What would a family model for church look like—especially focusing specifically on money and relationships?

  • In our family, all of the money belongs to everyone. Mom and Dad have more to say than the young kids about how it is spent, but everyone has a degree of input and control. And as the kids mature, they have more input, more control. The assumption is that all of the funds are used for the good of the whole. Who earns it, who spends it, who needs it–none of these factors has anything to do with who belongs to the family and how valued (loved) each member of the family is.  Nothing at all!
  • We are family because God brought us all together, not by our own choice and not because of how we perform. No one is in danger of being “fired” because of their failures or lack of productivity.  Everyone is accountable, however, and everyone is subject to rebuke and correction.  Mom corrects Dad, Dad corrects Mom, parents correct kids—and there even comes a time when mature kids correct Mom and Dad! Sure, tragic situations might force the family to exercise “tough love”—but only for the good of the one being disciplined.
  • A family problem is “our” problem, not “your” problem. A son’s dishonesty is our problem; Mom’s depression is our problem; a daughter’s need for college tuition when money is scarce is a family problem. Problems are resolved together. A family is the safest place to resolve problems because each person in the family is loved unconditionally!  Nothing can separate us from those we love the most!
  • Dad is the head of the house, but that doesn’t mean he dictates everything. For instance, a good Mom (Proverbs 31) may manage the financial household:

14 She is like the merchant ships, 
   bringing her food from afar. 
15 She gets up while it is still night; 
   she provides food for her family 
   and portions for her female servants. 
16 She considers a field and buys it; 
   out of her earnings she plants a vineyard. 
17 She sets about her work vigorously; 
   her arms are strong for her tasks. 
18 She sees that her trading is profitable, 
   and her lamp does not go out at night. 
19 In her hand she holds the distaff 
   and grasps the spindle with her fingers. 
20 She opens her arms to the poor 
   and extends her hands to the needy.

And, besides, the elders/pastors are not the head of the church; Christ is the head of the church . . . and there is only one head!

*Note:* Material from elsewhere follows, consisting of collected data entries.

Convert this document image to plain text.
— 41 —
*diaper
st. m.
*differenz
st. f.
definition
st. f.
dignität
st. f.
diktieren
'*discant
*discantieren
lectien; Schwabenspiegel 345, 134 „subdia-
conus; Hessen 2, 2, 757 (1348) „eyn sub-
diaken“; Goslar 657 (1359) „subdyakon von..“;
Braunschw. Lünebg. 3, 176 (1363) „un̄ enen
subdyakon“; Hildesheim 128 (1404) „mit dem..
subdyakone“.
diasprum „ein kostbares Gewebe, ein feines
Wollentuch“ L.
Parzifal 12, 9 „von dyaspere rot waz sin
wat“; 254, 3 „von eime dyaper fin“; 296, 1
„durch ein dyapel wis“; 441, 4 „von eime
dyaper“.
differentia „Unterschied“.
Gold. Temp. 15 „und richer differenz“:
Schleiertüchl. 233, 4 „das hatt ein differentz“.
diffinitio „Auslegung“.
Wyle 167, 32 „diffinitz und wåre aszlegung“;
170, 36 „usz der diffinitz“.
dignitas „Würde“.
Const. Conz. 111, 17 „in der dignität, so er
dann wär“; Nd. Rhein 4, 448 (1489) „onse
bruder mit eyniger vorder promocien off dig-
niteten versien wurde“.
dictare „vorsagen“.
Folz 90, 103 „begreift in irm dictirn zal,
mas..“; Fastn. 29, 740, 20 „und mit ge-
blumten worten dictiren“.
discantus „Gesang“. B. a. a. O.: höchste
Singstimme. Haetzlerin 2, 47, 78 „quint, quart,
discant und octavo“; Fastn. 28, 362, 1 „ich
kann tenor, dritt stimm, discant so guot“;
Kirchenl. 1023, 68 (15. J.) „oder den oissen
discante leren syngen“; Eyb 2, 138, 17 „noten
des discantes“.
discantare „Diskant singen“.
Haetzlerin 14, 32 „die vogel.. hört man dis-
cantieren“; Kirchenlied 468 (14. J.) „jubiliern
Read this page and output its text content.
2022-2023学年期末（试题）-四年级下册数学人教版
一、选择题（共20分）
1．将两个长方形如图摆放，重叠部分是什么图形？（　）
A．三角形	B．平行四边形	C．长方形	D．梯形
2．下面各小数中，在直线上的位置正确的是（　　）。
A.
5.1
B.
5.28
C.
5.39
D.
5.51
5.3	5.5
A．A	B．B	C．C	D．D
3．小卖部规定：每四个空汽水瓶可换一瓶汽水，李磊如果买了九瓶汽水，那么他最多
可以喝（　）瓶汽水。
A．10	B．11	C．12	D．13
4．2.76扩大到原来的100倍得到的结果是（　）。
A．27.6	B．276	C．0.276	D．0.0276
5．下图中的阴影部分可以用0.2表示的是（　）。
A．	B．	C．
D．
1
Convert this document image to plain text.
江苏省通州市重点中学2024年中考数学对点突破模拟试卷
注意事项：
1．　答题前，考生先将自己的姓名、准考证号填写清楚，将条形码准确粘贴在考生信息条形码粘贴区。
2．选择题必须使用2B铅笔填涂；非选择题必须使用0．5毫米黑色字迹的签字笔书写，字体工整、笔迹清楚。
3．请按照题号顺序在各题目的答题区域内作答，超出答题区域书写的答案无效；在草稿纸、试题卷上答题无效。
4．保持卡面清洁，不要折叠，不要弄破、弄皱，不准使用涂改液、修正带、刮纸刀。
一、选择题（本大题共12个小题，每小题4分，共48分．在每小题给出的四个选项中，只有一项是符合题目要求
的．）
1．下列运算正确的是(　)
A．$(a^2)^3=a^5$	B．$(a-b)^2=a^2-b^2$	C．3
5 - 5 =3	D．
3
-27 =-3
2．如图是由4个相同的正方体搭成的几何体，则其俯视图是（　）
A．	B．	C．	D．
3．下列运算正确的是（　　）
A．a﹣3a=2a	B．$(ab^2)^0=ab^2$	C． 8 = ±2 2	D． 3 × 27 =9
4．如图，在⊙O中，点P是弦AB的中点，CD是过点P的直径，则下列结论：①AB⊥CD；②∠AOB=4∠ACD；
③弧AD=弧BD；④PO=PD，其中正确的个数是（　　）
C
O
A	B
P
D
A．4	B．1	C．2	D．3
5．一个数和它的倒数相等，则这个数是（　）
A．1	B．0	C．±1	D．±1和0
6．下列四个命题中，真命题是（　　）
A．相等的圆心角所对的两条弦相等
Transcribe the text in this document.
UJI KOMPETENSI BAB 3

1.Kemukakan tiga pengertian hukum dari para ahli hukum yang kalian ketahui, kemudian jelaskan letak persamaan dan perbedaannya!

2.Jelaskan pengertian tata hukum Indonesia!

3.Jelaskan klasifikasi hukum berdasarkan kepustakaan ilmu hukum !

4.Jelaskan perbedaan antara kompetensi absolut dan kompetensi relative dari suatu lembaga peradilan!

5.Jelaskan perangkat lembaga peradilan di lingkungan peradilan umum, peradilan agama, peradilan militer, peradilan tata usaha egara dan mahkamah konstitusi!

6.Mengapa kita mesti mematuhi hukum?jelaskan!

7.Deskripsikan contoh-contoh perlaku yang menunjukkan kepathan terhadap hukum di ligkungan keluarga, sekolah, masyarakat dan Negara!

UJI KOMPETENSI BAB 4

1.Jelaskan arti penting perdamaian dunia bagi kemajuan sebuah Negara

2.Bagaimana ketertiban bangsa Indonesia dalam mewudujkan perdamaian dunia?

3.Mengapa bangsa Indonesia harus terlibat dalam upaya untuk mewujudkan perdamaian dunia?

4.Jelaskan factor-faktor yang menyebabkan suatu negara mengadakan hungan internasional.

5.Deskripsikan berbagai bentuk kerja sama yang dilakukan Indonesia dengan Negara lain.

  • Dad, Mom, and kids each have specific roles to play.  The family relationships work best when Dad does not try to be a kid and when kids are not expected to be breadwinners. It’s better for Mom to be a Mom and not teenage daughter’s best friend.  But these distinctive roles enhance love; the family is dysfunctional if the roles create jealousies or mistrust.
  • Secrets destroy families. Dad’s secret life at work; Mom’s fantasies; kid’s secret addictions! Truth sets us free. Transparency is the sign of a healthy family—even with money.  It’s better that the kid’s know why Dad takes an extra job. It’s better Mom and Dad work out their plan together for getting out of debt. It’s better the teenagers know the family’s general financial condition, so they understand why they can’t …. or they can . . . . Closed door meetings and leadership secrets produce and are the product of distrust. The truth sets us free!

Wouldn’t churches work better using a family model, a model where ministers are family members, not employees? Wouldn’t  a family model work better where elders and ministers and members were brothers and sisters instead of owners, employees, and customers? 

I can’t stop without pointing out that the church is called the “family of God” (1 Thess. 4:10, 1 Peter 2:17) and the “household of God” (Eph. 2:19, 1 Tim. 3:15, 1 Peter 4:17), but never the business or the corporation, not even the organization of God.

Ministers who are family will not be treated like ministers who are employees! Ministers who are family will not be afraid to have close friends in their church—because those friends are their brothers and sisters, not their constituency or their stockholders.

The love of money breaks apart families as well as churches—we all know that. But a healthy family uses money to love each other and to love others, not to control each other and control others.

Churches need to be healthy families!